Amadeu Robson Cordeiro

Hoje tem espetáculo? Tem sim, senhor! A que horas da noite? A toda hora meu senhor! Esta é apenas uma lembrança antiga dos tempos de criança, nas ruas empoeiradas das nossas cidades do interior. O palhaço animado puxava a pirralhada e, tentando assegurar casa cheia, rezava a todos os Santos do céu clamando para não chover durante o espetáculo. O tempo passa e o picadeiro se transforma. É a mutação circense que invade gabinetes. Nestas reflexões de começo de manhã, me aflora à mente a figura de certo Estado imaginário em carta geográfica. Começo então a vê-lo encoberto por uma densa névoa, preso nas extremidades pelo vício da corrupção, tendo ao centro o mastro mor apodrecido, exalando excrementos dos animais carnívoros, patrocinadores dos grandes espetáculos. Pronto, esta armado o grande circo.

No picadeiro palhaços de araque animam a eclética platéia com o dom maléfico e mágico de ludibriar e sugar todas as suas esperanças. Embaixo da máscara vermelha, azul, branca e alaranjada, se esconde a máscara negra, esconderijo e labirinto da avareza, da cobiça, das mazelas e enganações disseminadas nas entranhadas viscosas do seu “ser”. O trapezista tal qual o saltimbanco trapalhão, subiu ao trapézio do poder em elevador ou escada rolante, – caminho mais viável a seus desideratos. Na verdade, não subiu por suas habilidades e sim pela maestria de um exímio condutor. Lá em cima, no evereste circense, faz acrobacias espetaculares na certeza de que, se por alguma falha operacional vier a cair, em baixo, antes do tombo moral, estarão às redes protetoras armadas no âmago do picadeiro, reforçadas pelos tentáculos das extremidades governamentais. Levanta as mãos, recebe aplausos. Retorna ao ponto de origem fazendo o mesmo trajeto. O espetáculo continua…

Os anõezinhos a brincarem ziguezagueando no picadeiro, deixam à frágil e ingênua platéia, impávida, estática. O Mestre comanda. Zangado se alegra. Atchim já não espirra; soluça de barriga cheia. Brincam…, brincam…, brincam. Afinal, se a bruxa má da moralização os incomodar, certamente acharam aconchego nas baias da Branca de Neve, a apaixonada e enamorada do Ali-bá-bá.

As dançarinas com suas saias pinçadas tentam disfarçar as rugas e pregas de famílias da luta e das dores, sofridas pelo descaso, vitimas de uma política discriminatória refletida nos seus péssimos e parcos salários.
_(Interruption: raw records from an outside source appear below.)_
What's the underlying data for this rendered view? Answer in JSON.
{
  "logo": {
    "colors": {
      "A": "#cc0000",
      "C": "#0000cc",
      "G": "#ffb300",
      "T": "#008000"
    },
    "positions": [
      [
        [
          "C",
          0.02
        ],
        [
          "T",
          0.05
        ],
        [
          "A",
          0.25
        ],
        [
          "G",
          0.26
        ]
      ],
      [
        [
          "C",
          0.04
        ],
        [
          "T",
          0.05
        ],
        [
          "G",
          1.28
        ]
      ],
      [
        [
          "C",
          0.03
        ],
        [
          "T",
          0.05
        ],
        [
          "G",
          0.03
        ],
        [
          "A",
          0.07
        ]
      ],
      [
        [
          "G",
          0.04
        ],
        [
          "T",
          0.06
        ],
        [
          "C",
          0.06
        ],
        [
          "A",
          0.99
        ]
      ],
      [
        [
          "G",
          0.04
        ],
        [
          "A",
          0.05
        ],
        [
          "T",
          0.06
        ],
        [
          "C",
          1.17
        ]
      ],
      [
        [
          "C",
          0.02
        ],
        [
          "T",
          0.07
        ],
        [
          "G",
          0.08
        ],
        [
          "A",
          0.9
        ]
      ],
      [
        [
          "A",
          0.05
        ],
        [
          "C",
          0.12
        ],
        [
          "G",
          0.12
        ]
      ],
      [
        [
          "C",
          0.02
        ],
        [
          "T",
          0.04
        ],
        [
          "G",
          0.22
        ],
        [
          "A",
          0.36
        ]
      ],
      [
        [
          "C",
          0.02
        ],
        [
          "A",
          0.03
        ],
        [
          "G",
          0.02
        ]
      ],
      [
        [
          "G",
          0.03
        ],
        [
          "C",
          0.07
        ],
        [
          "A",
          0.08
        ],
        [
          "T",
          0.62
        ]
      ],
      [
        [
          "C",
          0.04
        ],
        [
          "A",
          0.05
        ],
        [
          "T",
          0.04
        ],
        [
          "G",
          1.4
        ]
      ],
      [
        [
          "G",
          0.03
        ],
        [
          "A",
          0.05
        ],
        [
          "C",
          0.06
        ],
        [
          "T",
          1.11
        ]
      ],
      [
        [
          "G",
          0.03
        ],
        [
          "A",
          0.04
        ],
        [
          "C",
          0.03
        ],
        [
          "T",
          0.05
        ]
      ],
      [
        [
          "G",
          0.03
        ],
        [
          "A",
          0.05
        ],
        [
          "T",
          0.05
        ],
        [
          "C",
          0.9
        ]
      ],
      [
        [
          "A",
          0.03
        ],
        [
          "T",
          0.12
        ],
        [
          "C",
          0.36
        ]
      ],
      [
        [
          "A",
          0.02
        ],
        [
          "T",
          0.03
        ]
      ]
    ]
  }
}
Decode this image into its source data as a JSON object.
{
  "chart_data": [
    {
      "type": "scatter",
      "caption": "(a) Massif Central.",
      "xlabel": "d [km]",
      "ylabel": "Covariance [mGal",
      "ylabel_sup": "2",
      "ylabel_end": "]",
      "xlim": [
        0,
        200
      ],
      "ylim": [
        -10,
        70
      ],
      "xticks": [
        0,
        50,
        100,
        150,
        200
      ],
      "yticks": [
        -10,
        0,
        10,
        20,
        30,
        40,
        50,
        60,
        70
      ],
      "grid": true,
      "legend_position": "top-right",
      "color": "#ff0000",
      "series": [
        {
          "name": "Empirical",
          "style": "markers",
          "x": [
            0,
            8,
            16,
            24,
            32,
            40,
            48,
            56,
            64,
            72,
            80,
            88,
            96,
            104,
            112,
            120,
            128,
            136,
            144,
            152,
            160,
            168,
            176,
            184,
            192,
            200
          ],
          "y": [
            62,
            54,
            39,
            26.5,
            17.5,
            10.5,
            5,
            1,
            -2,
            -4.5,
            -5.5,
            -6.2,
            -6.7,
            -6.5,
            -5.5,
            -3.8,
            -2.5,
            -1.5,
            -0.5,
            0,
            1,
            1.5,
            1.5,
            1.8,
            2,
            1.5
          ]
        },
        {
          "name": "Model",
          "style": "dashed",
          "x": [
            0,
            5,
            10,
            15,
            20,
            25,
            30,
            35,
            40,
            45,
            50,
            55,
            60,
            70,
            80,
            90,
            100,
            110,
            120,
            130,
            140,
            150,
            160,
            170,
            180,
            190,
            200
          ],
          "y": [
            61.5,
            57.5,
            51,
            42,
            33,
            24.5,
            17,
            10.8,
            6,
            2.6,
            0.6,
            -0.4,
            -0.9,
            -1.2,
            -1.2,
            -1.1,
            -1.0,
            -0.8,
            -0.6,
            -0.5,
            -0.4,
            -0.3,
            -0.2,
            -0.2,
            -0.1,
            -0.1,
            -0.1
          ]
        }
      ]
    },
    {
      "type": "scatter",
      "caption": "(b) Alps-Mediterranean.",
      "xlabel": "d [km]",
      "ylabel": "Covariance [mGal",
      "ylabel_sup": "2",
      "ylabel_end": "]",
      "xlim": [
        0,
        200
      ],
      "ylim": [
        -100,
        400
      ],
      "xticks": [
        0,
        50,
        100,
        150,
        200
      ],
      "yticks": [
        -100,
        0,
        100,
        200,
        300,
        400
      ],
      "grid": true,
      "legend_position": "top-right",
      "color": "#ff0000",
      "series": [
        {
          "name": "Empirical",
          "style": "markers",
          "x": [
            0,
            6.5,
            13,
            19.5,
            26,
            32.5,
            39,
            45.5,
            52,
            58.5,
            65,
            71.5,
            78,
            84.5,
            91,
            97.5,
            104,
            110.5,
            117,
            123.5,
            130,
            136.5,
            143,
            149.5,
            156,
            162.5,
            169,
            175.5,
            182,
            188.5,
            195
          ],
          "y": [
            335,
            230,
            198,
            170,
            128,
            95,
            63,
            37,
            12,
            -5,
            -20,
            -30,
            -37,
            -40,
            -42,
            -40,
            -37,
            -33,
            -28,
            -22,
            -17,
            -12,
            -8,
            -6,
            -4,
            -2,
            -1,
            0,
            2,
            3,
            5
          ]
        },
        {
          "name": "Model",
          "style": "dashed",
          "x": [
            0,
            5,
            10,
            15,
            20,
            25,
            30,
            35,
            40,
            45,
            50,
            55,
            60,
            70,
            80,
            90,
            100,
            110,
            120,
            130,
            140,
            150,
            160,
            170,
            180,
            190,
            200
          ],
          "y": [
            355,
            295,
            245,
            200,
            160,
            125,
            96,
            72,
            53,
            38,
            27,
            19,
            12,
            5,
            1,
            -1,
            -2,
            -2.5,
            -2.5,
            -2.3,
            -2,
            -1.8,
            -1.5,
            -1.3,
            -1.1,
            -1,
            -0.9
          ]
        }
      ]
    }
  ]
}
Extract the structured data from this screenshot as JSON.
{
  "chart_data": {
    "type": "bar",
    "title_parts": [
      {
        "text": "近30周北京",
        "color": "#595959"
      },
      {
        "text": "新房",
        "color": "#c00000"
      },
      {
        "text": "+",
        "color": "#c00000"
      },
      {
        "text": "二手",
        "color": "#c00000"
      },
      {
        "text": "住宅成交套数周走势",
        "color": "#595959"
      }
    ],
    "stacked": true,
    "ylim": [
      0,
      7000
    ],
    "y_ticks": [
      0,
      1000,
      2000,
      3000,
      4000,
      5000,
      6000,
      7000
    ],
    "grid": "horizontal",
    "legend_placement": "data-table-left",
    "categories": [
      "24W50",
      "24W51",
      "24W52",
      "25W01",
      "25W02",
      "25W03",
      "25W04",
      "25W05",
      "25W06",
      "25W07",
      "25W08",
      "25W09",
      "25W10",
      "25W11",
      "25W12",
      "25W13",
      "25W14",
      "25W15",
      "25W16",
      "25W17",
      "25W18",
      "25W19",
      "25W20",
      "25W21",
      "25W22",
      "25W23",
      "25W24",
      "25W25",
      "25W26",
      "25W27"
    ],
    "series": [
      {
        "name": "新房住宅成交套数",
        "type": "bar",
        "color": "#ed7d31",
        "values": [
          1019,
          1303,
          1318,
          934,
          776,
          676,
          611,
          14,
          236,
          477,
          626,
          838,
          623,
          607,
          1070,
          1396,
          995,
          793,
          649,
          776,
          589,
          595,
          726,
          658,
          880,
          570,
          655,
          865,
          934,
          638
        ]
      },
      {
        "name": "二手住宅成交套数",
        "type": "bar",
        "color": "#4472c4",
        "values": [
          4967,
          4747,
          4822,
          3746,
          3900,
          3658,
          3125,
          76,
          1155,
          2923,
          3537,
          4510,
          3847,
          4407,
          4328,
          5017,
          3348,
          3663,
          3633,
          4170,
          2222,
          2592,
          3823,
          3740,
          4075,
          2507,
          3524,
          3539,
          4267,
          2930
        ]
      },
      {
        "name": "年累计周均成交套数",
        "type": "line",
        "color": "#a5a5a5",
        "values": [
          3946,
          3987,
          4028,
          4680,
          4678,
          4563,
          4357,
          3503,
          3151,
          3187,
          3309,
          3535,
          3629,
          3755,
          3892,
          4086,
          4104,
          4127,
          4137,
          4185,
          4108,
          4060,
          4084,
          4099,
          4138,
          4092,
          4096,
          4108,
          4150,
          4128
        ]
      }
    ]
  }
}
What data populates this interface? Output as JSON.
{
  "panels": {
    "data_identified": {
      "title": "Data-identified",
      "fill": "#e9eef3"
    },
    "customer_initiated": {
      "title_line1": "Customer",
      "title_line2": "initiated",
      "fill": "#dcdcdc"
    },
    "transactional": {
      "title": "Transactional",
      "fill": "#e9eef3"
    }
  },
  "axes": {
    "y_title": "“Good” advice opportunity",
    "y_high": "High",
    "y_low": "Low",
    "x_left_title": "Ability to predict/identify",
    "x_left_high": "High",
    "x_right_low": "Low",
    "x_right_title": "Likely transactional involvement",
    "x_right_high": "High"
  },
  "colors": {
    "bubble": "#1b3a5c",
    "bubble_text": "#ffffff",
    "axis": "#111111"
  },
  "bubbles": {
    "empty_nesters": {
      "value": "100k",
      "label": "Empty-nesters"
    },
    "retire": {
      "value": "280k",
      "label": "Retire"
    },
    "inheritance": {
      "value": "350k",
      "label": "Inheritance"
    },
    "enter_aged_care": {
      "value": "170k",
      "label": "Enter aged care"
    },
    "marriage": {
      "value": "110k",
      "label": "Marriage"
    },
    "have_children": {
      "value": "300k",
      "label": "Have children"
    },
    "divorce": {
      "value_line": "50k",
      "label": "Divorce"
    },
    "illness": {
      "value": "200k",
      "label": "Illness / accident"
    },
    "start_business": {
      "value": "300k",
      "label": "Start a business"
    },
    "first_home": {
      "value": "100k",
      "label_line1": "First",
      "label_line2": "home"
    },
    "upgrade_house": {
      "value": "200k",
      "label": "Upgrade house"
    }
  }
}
São as damas da Corte que, comandadas a fricção, fazem o jogo de cinturas monitoradas a distância por um simples, mais deletério controle remoto. Não se cansam nem se enfadam das luxentas noites de picadeiro e, desdenhando no tablado a balbuciam: eu posso, eu mando, eu faço. E daí!!!

O espetáculo prossegue trazendo a reboque o pessoal de apoio que, travestidos de representantes do povo ao poder, perambula como ambulantes a venderem seus produtos, projetos, planos e ilusões. A platéia sofrida implora urgentemente pelo fim do espetáculo. Clamam em lágrimas ao peregrino condutor e a tantos outros bons guias que conhecem bem a estrada da paz, da harmonia e da esperança, que assumam a sua orfandade, que o silêncio pertinaz não se transforme em som estéril de conformismo aos ouvidos de quem está a sufocar, castrar e sepultar todos os sonhos, por eles próprios construídos. Assim, estamos enclausurados nessa exuberante teia, cuja dimensão extrapola a própria razão. O filósofo Montaigne, diz: “o bem público exige que se traia, que se minta e se massacre. Sempre há instrumentos submissos e dóceis que cumprem a vontade do príncipe. Quem quiser preservar a dignidade moral que se afaste desse mundo coberto de maldades e de febres viciosas”.

Os escândalos que assolam este Estado fantasioso trazem a claridade receios torturantes estampados no semblante pálido, triste e envergonhado da população. Neste circo somos realmente os verdadeiros palhaços… bobos da corte. Estamos verdadeiramente em estado de circo.